Furthermore, only nursing staff members were addressed in this study to evaluate LTC quality and quantity. However, further analyses of patient responses based on our comprehensive Care4PD patient survey (Fründt et al., 2021; Fründt et al., 2023a,b) are expected soon (work in progress). Assessments of caregivers would also be an interesting prospect.

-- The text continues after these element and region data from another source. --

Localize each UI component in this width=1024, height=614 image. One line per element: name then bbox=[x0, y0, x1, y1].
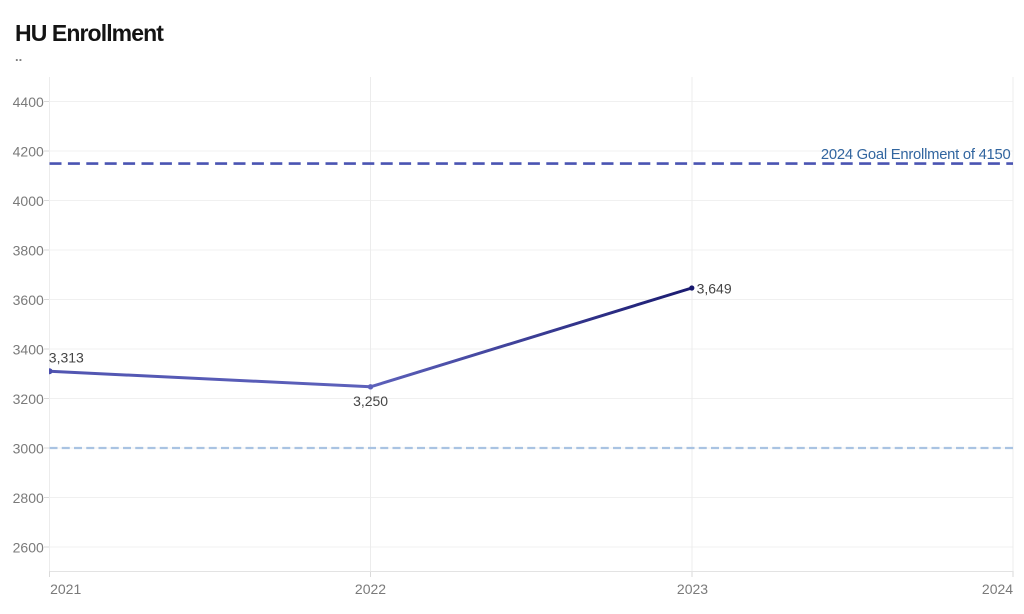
svg-text:2600: 2600 bbox=[13, 540, 44, 556]
svg-text:2023: 2023 bbox=[677, 581, 708, 597]
svg-text:2021: 2021 bbox=[50, 581, 81, 597]
svg-text:3600: 3600 bbox=[13, 292, 44, 308]
svg-text:3400: 3400 bbox=[13, 342, 44, 358]
svg-text:4200: 4200 bbox=[13, 144, 44, 160]
svg-text:4400: 4400 bbox=[13, 94, 44, 110]
svg-text:4000: 4000 bbox=[13, 193, 44, 209]
svg-text:3,649: 3,649 bbox=[697, 281, 732, 297]
svg-text:2024: 2024 bbox=[982, 581, 1013, 597]
svg-text:2024 Goal Enrollment of 4150: 2024 Goal Enrollment of 4150 bbox=[821, 147, 1011, 163]
svg-text:3800: 3800 bbox=[13, 243, 44, 259]
svg-text:3,313: 3,313 bbox=[49, 350, 84, 366]
svg-text:2800: 2800 bbox=[13, 490, 44, 506]
svg-text:2022: 2022 bbox=[355, 581, 386, 597]
svg-text:3000: 3000 bbox=[13, 441, 44, 457]
svg-text:3200: 3200 bbox=[13, 391, 44, 407]
svg-text:3,250: 3,250 bbox=[353, 393, 388, 409]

Another limitation that could influence study results might be the poor experience and knowledge of nursing staff regarding PD. The latter finding is in line with the findings of previous studies in hospital nurse settings (Chenoweth et al., 2013) and also with other primary healthcare providers, such as general practitioners, who similarly show notable PD knowledge gaps (Thompson et al., 2013), suggesting that multidisciplinary education programs should also be considered (Lennaerts-Kats et al., 2022; Fornes-Romero et al., 2024).
Conclusion
5
Data from nursing staff members indicated that PwP are supported by LTC nursing staff on a regular basis. However, personnel and time resources are low, with sparse and frequently changing nursing staff, although relatively stable permanent contact partners exist. Care quality was rated as only moderate, with 10% of care reported as unsafe and leading to avoidable complications. This highlights a care situation that requires improvement. The expertise of nursing staff with respect to PD is rather low, especially regarding PD therapies and the existing advanced training options (e.g., PD nurses); however, the interest in such training options was rated as high.
In addition to analyzing the special needs of PwP in LTC and providing more personnel and time resources in general, encouraging more expertise in LTC nursing staff through training could help to optimize the care situation of PwP who require LTC.